In addition to allowing for creativity, on-line worlds allow for multiplicity. On-line life allows people to run parallel lives, whereas RL role playing (within a game or within day-to-day interactions with others) involves stepping in and out of the roles in series. In real life, people can be a hard-nosed business executive one moment and, upon going home, become a warm parent the next. It is very difficult to be both at the same time in the same place. While on-line, people can run different personae in different computer windows, switching quickly and seamlessly between each and interacting with people who do not necessarily know about any persona other than the one before them on their own screens.
According to Turkle, this multiplicity leads to open communication between the selves, whereas a unitary identity creates censorship and silences characteristics that contradict the unitary self. This communication leads to a blurred sense of selves on a continuum. The characteristics of the different selves can be shared by others along the continuum and utilized as needed. Behaviors and thoughts that are developed on-line can be brought over to real life personae through this communication. As the structures of real life effect the virtual worlds created on-line, so do those virtual structures effect real life.
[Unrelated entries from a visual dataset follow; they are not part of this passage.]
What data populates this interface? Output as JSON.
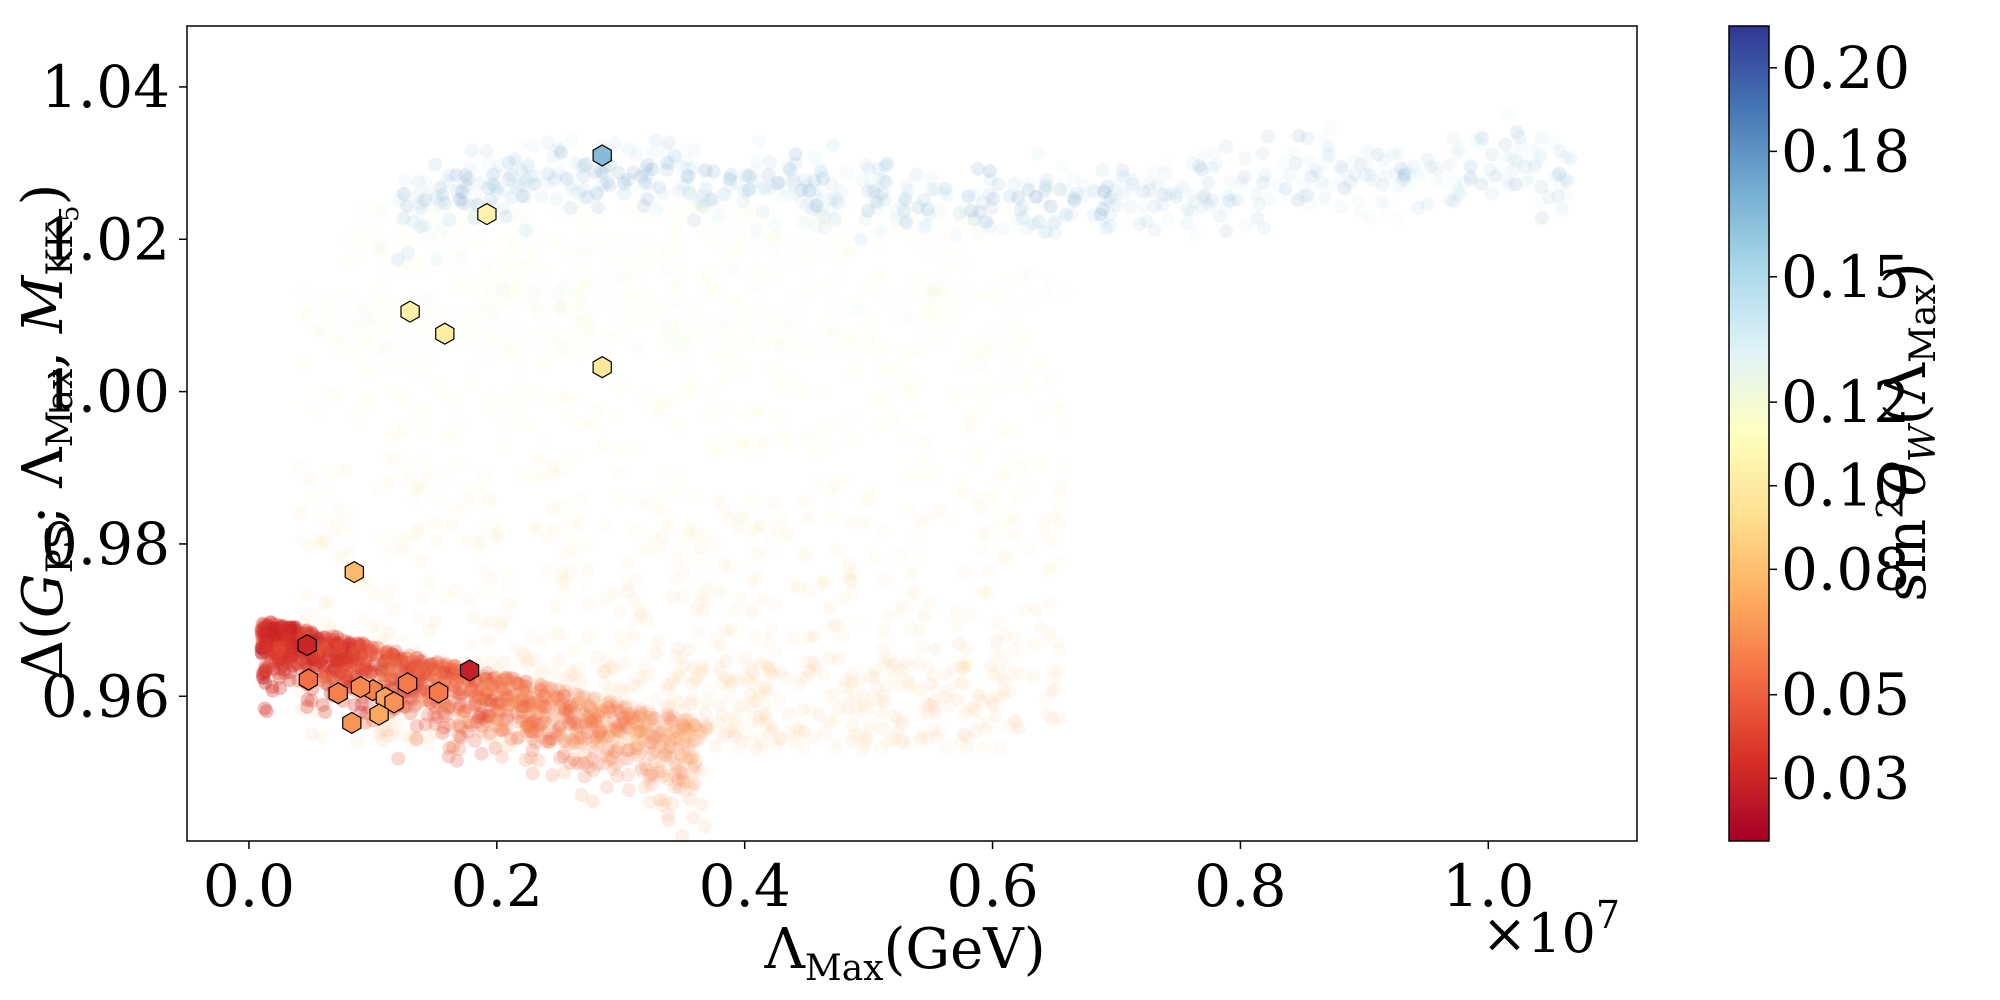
{
  "chart_data": {
    "type": "scatter",
    "title": "",
    "xlabel": "ΛMax(GeV)",
    "xlabel_parts": {
      "main": "Λ",
      "sub": "Max",
      "rest": "(GeV)"
    },
    "ylabel": "Δ(GPS; ΛMax, MKK5)",
    "ylabel_parts": {
      "delta": "Δ(",
      "g": "G",
      "g_sub": "PS",
      "sep": "; Λ",
      "lam_sub": "Max",
      "comma": ", ",
      "m": "M",
      "m_sub": "KK",
      "m_subsub": "5",
      "close": ")"
    },
    "x_multiplier": "×10",
    "x_multiplier_exp": "7",
    "xlim": [
      -0.05,
      1.12
    ],
    "ylim": [
      0.941,
      1.048
    ],
    "x_ticks": [
      0.0,
      0.2,
      0.4,
      0.6,
      0.8,
      1.0
    ],
    "x_tick_labels": [
      "0.0",
      "0.2",
      "0.4",
      "0.6",
      "0.8",
      "1.0"
    ],
    "y_ticks": [
      0.96,
      0.98,
      1.0,
      1.02,
      1.04
    ],
    "y_tick_labels": [
      "0.96",
      "0.98",
      "1.00",
      "1.02",
      "1.04"
    ],
    "grid": false,
    "legend": "none",
    "colorbar": {
      "label": "sin²θW(ΛMax)",
      "label_parts": {
        "sin": "sin",
        "sup": "2",
        "theta": "θ",
        "theta_sub": "W",
        "open": "(Λ",
        "lam_sub": "Max",
        "close": ")"
      },
      "colormap": "RdYlBu",
      "range": [
        0.015,
        0.21
      ],
      "ticks": [
        0.03,
        0.05,
        0.08,
        0.1,
        0.12,
        0.15,
        0.18,
        0.2
      ],
      "tick_labels": [
        "0.03",
        "0.05",
        "0.08",
        "0.10",
        "0.12",
        "0.15",
        "0.18",
        "0.20"
      ],
      "colors": [
        "#a50026",
        "#d73027",
        "#f46d43",
        "#fdae61",
        "#fee090",
        "#ffffbf",
        "#e0f3f8",
        "#abd9e9",
        "#74add1",
        "#4575b4",
        "#313695"
      ]
    },
    "series": [
      {
        "marker": "hexagon",
        "edgecolor": "#000000",
        "points": [
          {
            "x": 0.285,
            "y": 1.031,
            "c": 0.165
          },
          {
            "x": 0.192,
            "y": 1.0233,
            "c": 0.105
          },
          {
            "x": 0.13,
            "y": 1.0105,
            "c": 0.103
          },
          {
            "x": 0.158,
            "y": 1.0076,
            "c": 0.101
          },
          {
            "x": 0.285,
            "y": 1.0032,
            "c": 0.098
          },
          {
            "x": 0.085,
            "y": 0.9763,
            "c": 0.078
          },
          {
            "x": 0.047,
            "y": 0.9667,
            "c": 0.03
          },
          {
            "x": 0.178,
            "y": 0.9634,
            "c": 0.028
          },
          {
            "x": 0.048,
            "y": 0.9622,
            "c": 0.055
          },
          {
            "x": 0.128,
            "y": 0.9617,
            "c": 0.058
          },
          {
            "x": 0.1,
            "y": 0.9608,
            "c": 0.06
          },
          {
            "x": 0.09,
            "y": 0.9612,
            "c": 0.062
          },
          {
            "x": 0.072,
            "y": 0.9604,
            "c": 0.06
          },
          {
            "x": 0.153,
            "y": 0.9605,
            "c": 0.058
          },
          {
            "x": 0.11,
            "y": 0.9598,
            "c": 0.07
          },
          {
            "x": 0.117,
            "y": 0.9592,
            "c": 0.065
          },
          {
            "x": 0.105,
            "y": 0.9576,
            "c": 0.072
          },
          {
            "x": 0.083,
            "y": 0.9565,
            "c": 0.066
          }
        ]
      }
    ]
  }
}
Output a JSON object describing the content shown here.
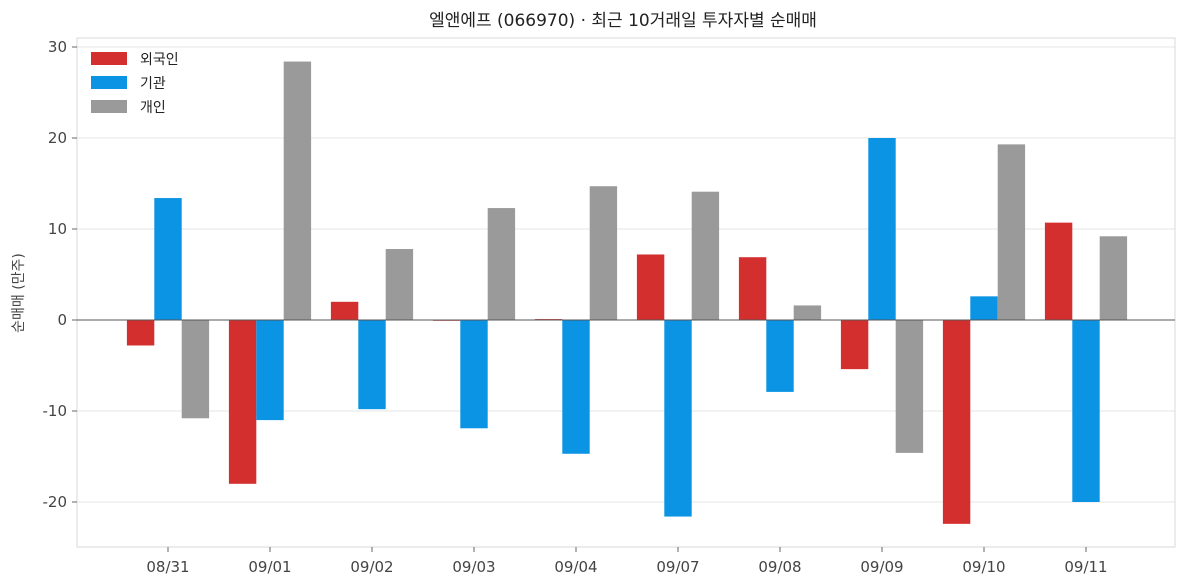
{
  "chart_data": {
    "type": "bar",
    "title": "엘앤에프 (066970) · 최근 10거래일 투자자별 순매매",
    "xlabel": "",
    "ylabel": "순매매 (만주)",
    "categories": [
      "08/31",
      "09/01",
      "09/02",
      "09/03",
      "09/04",
      "09/07",
      "09/08",
      "09/09",
      "09/10",
      "09/11"
    ],
    "series": [
      {
        "name": "외국인",
        "color": "#d32f2f",
        "values": [
          -2.8,
          -18.0,
          2.0,
          0.0,
          0.1,
          7.2,
          6.9,
          -5.4,
          -22.4,
          10.7
        ]
      },
      {
        "name": "기관",
        "color": "#0a94e3",
        "values": [
          13.4,
          -11.0,
          -9.8,
          -11.9,
          -14.7,
          -21.6,
          -7.9,
          20.0,
          2.6,
          -20.0
        ]
      },
      {
        "name": "개인",
        "color": "#9a9a9a",
        "values": [
          -10.8,
          28.4,
          7.8,
          12.3,
          14.7,
          14.1,
          1.6,
          -14.6,
          19.3,
          9.2
        ]
      }
    ],
    "ylim": [
      -25,
      30
    ],
    "yticks": [
      -20,
      -10,
      0,
      10,
      20,
      30
    ],
    "grid": true,
    "legend_position": "top-left"
  }
}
The development of on-line personae, worlds, and social structures do not occur in a vacuum. The ideas and dreams of people create these things in the virtual worlds in which they play. If we consider the Internet as a communication medium, we see that the medium has yet to show its limits. The drive to express one's imagination and a desire to communicate with others will continue to push the use of the Internet as a communication and presentation medium. Real life limitations in expressing oneself, such as geography, age, race, or social status, are becoming less relevant as more people find access to the Internet.